Profitable Renewable Energy Retrofits
Once you look at properties as an energy investment, it is immediately clear that on-site clean energy generation moves energy from liabilities to assets. Furthermore, if you can integrate multiple technologies in a property, very often legitimate synergies can be accomplished which offer compound returns. In terms of payback, it may mean that two components which by themselves have 7 and 8 year paybacks, suddenly combine to offer a 6 year payback. For example, geothermal heat pumps offer 400% efficiency because they extract free BTUs from the subsoil by heat exchange, but they require some electricity to run. But if you can generate your own electricity with wind, sun or water, you suddenly have a virtuous circle, including storage in the form of pre-heated hot water. These compound returns with renewable energy make it a proper investment, as opposed to the diminishing returns of energy efficiency.
Regressive non-profits in renewable energy
Sadly, the non-profit sector which should be leading the way, is mostly regressive, with NRDC and EDF completely buying into the usurpation of the green objectives by energy efficiency, and oblivious to the fact that they have made themselves into a customer retention program for the fossil fuel industry. The Sierra club is only marginally better, hawking solar leases or PPAs, which are soon to be the sub-prime scandal of the green business.

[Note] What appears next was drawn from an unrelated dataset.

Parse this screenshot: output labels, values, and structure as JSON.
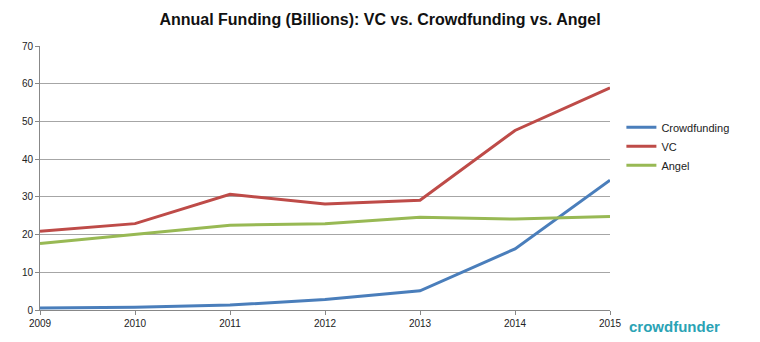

And then there’s always Property Assessed Clean Energy (PACE), which is a smart way to finance the big capital bulge of renewable energy conversions, but the movement has been completely hi-jacked by the energy efficiency cult. This results in the classical problem of financing short term fixes with long term money, but it gets worse, because in its confrontation with the GSEs the PACE camp, barely snatched defeat from the jaws of victory, by hitching their case to energy efficiency, which misses the central point of PACE, namely that with an on-site clean energy retrofit, you are moving energy from liabilities to assets, and therefore this type of an investment permanently raises property values. And of course you’ll do it as efficiently as possible, but that’s entirely secondary. The decision is always between fossil fuels and renewables.
Renewable energy retrofits and Green Underwriting 2.0
Only renewable energy can permanently displace fossil fuels, and energy efficiency is a stalling tactic. For evident reasons, we must shift towards more renewable energy retrofits. That’s where the great GHG-reductions are, and that’s also where asset appreciation is, thus the economic justification, and the legitimate finance opportunity in which the asset appreciation accrues to its owners, instead of being ripped off by the financiers, as in the case of energy efficiency “investments,” which benefits widget manufacturers and energy companies, not property owners. Green finance needs to grow up.
What will tie it all together is a proper green underwriting standard, which incorporates a target of at least 50% GHG-reduction, along with the correct economic analysis of a whole property from the standpoint of make-or-buy (energy), and focused on asset appreciation by generating as much onsite renewable energy as possible, energy efficiency should bring up the rear.